Once you’ve compared information about heart attacks on the Illinois Report Card, you can easily discover the hospitals that provide the best heart attack care. But that doesn’t mean you can choose to go to that hospital if you think you’re having a heart attack because ambulances in Illinois are obligated to take you to the nearest hospital. Davidson points out that plans have been discussed to create a network of heart attack centers in Chicago, similar to ones in Boston and Los Angeles, so that ambulances can take patients to one of the city’s hospitals that has proven its expertise in emergency cardiac care.

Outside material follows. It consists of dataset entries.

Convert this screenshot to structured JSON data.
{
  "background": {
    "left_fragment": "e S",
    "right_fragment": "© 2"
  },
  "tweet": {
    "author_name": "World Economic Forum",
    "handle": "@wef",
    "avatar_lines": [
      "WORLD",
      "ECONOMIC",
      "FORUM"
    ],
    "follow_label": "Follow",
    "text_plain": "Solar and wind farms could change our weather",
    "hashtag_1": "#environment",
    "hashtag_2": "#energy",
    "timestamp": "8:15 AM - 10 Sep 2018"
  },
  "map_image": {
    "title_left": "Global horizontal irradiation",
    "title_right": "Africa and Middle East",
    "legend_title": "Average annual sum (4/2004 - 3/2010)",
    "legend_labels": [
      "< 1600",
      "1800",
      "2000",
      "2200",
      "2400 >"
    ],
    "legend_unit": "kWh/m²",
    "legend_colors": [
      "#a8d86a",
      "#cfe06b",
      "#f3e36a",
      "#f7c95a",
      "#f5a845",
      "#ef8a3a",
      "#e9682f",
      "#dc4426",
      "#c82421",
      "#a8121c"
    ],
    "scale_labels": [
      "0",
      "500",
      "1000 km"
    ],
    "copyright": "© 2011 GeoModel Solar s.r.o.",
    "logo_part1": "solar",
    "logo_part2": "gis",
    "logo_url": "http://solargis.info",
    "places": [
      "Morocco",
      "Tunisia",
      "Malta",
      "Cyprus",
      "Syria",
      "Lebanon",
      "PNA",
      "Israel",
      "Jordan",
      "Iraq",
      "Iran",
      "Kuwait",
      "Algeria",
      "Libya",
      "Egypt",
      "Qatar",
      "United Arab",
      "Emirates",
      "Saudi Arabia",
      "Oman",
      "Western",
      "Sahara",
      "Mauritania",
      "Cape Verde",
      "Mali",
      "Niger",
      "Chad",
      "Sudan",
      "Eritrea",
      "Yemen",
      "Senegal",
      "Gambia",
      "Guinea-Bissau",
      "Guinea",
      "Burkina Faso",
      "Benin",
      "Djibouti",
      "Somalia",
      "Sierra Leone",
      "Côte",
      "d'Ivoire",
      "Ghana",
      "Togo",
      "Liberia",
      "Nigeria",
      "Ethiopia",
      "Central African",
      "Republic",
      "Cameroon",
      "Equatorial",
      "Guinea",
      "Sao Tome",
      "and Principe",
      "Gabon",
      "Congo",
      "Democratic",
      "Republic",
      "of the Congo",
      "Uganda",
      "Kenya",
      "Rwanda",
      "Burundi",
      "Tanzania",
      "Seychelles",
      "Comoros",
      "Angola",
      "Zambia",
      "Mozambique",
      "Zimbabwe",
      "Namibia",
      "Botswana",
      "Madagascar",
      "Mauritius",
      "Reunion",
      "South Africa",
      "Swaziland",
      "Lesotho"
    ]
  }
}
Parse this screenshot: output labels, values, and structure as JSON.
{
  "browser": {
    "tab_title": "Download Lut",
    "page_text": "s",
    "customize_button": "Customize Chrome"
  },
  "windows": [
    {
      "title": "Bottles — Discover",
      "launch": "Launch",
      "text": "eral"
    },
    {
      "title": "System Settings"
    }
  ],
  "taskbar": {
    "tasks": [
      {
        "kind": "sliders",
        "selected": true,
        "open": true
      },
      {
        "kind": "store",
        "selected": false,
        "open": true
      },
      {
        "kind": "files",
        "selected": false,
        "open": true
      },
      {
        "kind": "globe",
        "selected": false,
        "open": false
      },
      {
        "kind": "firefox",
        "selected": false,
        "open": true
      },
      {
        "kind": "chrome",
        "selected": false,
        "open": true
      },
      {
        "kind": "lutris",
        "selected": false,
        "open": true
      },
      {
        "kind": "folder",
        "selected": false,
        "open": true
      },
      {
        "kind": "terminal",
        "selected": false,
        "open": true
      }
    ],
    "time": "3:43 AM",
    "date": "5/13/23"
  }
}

It’s crucial to keep in mind that getting to the hospital, any hospital, quickly is of utmost importance. “Every minute counts because we’re trying to save heart tissue,” says Minsky.
Davidson explains, “Although we hold ourselves to the 90-minute standard, we can’t control how long the patient sits at home with symptoms before going to the emergency department. You’d be surprised at how many people deny they’re having a heart attack, and some of those people don’t make it. Half of the deaths from heart attack occur before people ever get to the hospital.
“The idea of going to the hospital soon couldn’t be emphasized enough, not just for heart salvage but for salvage of life.”
But when living with a chronic heart condition or looking to rehabilitate that hard-working muscle, you can choose the best hospital. And that can also be the best choice for life.